Ultraviolet light or chemical carcinogens such as benzopyrene, present in cigarette smoke, can also disrupt the structure of DNA. The absorption of ultraviolet light can cause two adjacent thymine residues to link and form a thymine dimer (Figure 4.5). If uncorrected, thymine dimers create a distortion in the DNA helix known as a bulky lesion. This inhibits normal base pairing between the two strands of the double helix and blocks the replication process. Ultraviolet light has a powerful germicidal action and is widely used to sterilize equipment. One of the reasons why bacteria are killed by this treatment is because the formation of large numbers of thymine dimers prevents replication.
Repair Processes
If there were no way to correct altered DNA, the rate of mutation would be intolerable. DNA excision and DNA repair enzymes have evolved to detect and to repair altered DNA. The role of the repair enzymes is to cut out (excise) the damaged portion of DNA and then to repair the base sequence. Much of our knowledge of DNA repair has been derived from studies on E. coli, but the general principles apply to other organisms such as ourselves. Repair is possible because DNA comprises two complementary strands. If the repair mechanisms can identify which of the two strands is the damaged one, it can be repaired to be as good as new by rebuilding it so that is again complementary to the undamaged strand.

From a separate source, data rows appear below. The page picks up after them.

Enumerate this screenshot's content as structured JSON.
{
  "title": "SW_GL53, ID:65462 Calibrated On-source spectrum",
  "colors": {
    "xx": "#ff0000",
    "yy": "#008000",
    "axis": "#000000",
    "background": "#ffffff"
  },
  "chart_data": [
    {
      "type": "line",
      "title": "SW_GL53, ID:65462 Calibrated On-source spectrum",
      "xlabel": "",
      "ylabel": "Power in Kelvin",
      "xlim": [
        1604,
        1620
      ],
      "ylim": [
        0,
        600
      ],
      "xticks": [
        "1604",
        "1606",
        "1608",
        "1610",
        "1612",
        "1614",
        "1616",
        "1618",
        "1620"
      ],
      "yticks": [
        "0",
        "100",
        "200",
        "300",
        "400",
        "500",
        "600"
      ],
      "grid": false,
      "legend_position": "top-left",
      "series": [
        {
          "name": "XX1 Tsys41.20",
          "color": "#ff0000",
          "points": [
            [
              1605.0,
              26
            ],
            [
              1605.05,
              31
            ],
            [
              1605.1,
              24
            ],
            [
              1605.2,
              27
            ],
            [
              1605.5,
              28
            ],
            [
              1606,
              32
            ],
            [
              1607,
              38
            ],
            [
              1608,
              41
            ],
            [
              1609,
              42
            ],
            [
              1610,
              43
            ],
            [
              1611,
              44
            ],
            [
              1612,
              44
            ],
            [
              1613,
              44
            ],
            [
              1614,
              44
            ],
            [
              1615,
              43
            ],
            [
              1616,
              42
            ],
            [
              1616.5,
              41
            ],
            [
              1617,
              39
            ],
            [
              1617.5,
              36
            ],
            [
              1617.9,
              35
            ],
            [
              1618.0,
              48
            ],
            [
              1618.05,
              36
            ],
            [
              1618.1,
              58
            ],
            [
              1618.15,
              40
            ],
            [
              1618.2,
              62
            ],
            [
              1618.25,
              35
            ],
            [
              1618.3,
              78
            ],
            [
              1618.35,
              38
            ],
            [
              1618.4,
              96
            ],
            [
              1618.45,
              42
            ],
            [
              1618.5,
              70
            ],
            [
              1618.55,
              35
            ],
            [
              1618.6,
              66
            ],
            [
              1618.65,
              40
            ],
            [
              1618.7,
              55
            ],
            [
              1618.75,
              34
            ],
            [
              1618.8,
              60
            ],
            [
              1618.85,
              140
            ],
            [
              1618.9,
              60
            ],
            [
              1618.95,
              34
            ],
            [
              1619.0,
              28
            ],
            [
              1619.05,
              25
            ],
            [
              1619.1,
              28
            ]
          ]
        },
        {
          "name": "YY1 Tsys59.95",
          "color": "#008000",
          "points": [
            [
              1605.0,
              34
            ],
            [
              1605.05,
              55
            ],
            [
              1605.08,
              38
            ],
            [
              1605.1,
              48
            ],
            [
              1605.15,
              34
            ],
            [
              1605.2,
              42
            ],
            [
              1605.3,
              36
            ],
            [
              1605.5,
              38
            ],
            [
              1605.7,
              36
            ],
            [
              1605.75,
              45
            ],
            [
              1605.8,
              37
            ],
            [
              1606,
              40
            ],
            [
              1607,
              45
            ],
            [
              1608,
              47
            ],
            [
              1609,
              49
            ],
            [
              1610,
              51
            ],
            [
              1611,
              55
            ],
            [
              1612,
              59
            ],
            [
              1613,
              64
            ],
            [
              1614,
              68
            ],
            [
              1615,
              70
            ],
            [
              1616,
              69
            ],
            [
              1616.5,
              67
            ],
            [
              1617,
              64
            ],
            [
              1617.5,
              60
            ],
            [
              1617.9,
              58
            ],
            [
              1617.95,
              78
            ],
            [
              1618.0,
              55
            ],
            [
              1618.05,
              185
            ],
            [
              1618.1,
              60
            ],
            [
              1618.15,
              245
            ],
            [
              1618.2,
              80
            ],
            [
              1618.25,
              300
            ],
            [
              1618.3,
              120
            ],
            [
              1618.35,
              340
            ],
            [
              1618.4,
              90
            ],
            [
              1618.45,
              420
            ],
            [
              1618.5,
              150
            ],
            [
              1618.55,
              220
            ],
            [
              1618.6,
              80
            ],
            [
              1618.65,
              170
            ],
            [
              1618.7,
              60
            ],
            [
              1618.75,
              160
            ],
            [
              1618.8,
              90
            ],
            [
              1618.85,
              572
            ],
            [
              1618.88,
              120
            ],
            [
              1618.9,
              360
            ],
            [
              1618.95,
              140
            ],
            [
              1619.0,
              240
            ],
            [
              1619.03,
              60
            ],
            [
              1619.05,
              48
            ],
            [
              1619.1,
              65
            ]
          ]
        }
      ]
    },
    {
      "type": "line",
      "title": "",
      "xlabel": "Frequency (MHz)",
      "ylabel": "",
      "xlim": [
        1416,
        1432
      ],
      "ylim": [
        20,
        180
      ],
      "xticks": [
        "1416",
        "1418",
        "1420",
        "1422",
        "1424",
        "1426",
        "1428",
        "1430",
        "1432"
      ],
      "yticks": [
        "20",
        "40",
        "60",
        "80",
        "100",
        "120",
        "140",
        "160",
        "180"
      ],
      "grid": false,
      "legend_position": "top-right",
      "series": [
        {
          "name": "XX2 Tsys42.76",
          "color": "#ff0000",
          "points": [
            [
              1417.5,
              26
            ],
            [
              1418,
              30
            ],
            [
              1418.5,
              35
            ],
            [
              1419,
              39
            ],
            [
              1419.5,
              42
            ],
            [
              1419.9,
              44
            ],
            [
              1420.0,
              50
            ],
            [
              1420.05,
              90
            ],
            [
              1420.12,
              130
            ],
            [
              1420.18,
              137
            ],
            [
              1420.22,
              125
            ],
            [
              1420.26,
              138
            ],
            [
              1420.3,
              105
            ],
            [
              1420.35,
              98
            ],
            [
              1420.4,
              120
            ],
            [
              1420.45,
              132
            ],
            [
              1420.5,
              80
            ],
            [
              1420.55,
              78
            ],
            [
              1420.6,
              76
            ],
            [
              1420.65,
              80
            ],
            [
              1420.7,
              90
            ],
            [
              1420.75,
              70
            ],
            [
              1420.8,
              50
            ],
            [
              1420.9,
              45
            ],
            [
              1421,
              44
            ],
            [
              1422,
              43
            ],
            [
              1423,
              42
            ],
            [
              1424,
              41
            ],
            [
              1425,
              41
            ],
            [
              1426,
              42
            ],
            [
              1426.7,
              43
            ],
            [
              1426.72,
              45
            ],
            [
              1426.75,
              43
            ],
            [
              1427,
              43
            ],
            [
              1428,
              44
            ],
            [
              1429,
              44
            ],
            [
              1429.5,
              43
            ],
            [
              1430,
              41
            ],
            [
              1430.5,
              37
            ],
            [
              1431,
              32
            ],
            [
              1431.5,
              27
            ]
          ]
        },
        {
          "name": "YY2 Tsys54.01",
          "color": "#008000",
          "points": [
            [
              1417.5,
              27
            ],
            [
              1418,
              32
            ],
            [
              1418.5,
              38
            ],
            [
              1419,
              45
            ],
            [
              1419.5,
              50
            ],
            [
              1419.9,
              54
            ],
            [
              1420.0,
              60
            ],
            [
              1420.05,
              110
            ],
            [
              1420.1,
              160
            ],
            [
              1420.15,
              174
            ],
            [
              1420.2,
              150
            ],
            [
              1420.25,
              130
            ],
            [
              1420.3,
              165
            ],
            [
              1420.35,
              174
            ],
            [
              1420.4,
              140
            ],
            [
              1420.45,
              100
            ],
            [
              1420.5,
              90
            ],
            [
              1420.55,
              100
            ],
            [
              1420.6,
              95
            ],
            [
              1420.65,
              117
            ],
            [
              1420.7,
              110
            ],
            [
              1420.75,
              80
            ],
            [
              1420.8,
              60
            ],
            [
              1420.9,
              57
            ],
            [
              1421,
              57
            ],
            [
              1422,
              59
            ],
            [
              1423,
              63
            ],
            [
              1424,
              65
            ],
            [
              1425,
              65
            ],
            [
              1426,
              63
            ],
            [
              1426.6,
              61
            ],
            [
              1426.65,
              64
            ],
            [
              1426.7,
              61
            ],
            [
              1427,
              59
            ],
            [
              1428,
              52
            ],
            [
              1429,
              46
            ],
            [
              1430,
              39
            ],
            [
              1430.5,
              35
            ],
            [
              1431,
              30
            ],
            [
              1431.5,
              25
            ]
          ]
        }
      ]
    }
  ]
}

Two types of excision repair are described in this section: base excision repair and nucleotide excision repair. The common themes for each of these repair mechanisms are: (i) an enzyme recognizes the damaged DNA, (ii) the damaged portion is removed, (iii) DNA polymerase inserts the correct nucleotide(s) into position (according to the base sequence of the second DNA strand), and (iv) DNA ligase joins the newly repaired section to the remainder of the DNA strand.
Base excision repair is needed to repair DNA that has lost a purine (depurination), or where a cytosine has been deaminated to uracil (U). Although uracil is a normal constituent of RNA, it does not form part of undamaged DNA and is recognized and removed by the repair enzyme uracil – DNA glycosidase (Figure 4.4). This leaves a gap in the DNA where the base had been attached to deoxyribose. There is no enzyme that can simply reattach a C into the vacant space on the sugar. Instead, an enzyme called AP endonuclease recognizes the gap and removes the sugar by breaking the phosphodiester bonds on either side (Figure 4.6). When DNA has been damaged by the loss of a purine (Figure 4.4), AP endonuclease also removes the sugar that has lost its base. The AP in the enzyme's name means apyrimidinic (without a pyrimidine) or apurinic (without a purine).
The repair process for reinserting a purine or a pyrimidine into DNA is now the same (Figure 4.6). DNA polymerase I replaces the appropriate deoxyribonucleotide into position. DNA ligase then seals the strand by catalyzing the reformation of a phosphodiester bond.